Die von Nutzern gesendeten Bilder zeigen überflutete Wohnungen, Straßen, die zu Flüssen geworden sind, und Familien, die versuchen, ihre Habseligkeiten in den höheren Bereichen der Wohnungen zu sichern.
„Die Situation in der Calle 7 von Bohorque bleibt kritisch“, warnte die lokale Veröffentlichung auf , begleitet von Fotos, die den Fortschritt des Wassers in diesem Gebiet bestätigen. Die Anwohner berichten, dass sie keine sofortige Unterstützung von den Behörden erhalten haben und dass der Anstieg viele ohne einen Evakuierungsplan überrascht hat.
Baracoa, bekannt als die „Primada de Cuba“, gehört zu den Regionen, die in den letzten Jahren am stärksten von Regenfällen betroffen sind. Gemeinden wie Boca de Miel sind praktisch isoliert, mit zerstörten Straßen, fehlendem Strom und instabilen Grunddienstleistungen.
Die offiziellen Versprechen zur Reparatur und Verbesserung der Infrastruktur wurden nicht eingehalten, und die Einwohner leben weiterhin in ständiger Angst, dass die Regenfälle sie erneut isolieren.

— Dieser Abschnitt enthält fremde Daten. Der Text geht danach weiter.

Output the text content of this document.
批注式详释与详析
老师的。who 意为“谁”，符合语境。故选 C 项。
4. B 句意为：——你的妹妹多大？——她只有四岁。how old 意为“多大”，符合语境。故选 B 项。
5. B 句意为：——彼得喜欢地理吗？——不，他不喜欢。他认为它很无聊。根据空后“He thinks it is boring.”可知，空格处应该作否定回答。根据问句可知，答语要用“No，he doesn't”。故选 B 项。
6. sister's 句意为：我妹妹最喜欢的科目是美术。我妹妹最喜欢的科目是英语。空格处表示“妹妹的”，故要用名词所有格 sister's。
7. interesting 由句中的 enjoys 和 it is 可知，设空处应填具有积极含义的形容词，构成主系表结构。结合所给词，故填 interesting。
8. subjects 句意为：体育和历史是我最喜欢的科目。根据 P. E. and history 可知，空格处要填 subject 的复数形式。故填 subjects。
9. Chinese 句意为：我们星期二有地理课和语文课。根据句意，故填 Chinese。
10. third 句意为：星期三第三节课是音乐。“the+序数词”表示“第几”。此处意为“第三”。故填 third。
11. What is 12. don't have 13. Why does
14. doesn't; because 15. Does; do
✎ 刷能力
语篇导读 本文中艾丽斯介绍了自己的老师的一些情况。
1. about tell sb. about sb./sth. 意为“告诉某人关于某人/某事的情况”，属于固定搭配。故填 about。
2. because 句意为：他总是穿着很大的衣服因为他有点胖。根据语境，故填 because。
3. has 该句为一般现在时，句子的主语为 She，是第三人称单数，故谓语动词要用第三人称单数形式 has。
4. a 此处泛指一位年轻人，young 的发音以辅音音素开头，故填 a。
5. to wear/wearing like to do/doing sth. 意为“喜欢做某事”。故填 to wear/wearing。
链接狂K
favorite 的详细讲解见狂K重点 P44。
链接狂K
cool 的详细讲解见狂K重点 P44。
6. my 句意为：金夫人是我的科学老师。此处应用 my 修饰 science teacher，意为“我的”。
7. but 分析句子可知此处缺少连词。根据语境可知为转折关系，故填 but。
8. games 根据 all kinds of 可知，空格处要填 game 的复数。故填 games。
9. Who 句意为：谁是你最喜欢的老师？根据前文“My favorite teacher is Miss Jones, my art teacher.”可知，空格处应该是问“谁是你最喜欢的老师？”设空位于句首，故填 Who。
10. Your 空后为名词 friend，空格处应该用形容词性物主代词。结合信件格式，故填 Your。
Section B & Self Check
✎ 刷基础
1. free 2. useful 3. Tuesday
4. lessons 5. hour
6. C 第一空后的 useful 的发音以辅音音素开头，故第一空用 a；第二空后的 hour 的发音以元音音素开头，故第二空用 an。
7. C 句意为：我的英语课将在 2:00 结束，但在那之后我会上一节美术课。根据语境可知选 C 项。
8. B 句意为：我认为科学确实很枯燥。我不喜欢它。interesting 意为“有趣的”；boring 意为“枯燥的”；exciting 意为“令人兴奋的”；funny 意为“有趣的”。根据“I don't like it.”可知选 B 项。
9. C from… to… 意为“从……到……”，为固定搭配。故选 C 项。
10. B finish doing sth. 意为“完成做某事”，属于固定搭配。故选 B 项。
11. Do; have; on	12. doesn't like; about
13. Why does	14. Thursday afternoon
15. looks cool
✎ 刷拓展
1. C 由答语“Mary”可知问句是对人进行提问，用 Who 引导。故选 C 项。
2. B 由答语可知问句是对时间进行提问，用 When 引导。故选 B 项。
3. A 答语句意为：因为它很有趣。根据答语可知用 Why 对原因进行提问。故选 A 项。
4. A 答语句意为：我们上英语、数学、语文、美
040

Angesichts des Notfalls empfehlen lokale Medien, die überschwemmten Gebiete sofort zu evakuieren, den Strom abzuschalten und nicht im fließenden Wasser zu gehen, da es Trümmer verstecken oder eine gefährliche Strömung haben könnte.
In der Zwischenzeit fordern die Anwohner konkrete Maßnahmen von der Regierung, um zukünftige Überschwemmungen zu verhindern und die Sicherheit derjenigen zu gewährleisten, die weiterhin in vulnerablen Gebieten leben, eine Forderung, die seit Jahren vom Regime ignoriert wird.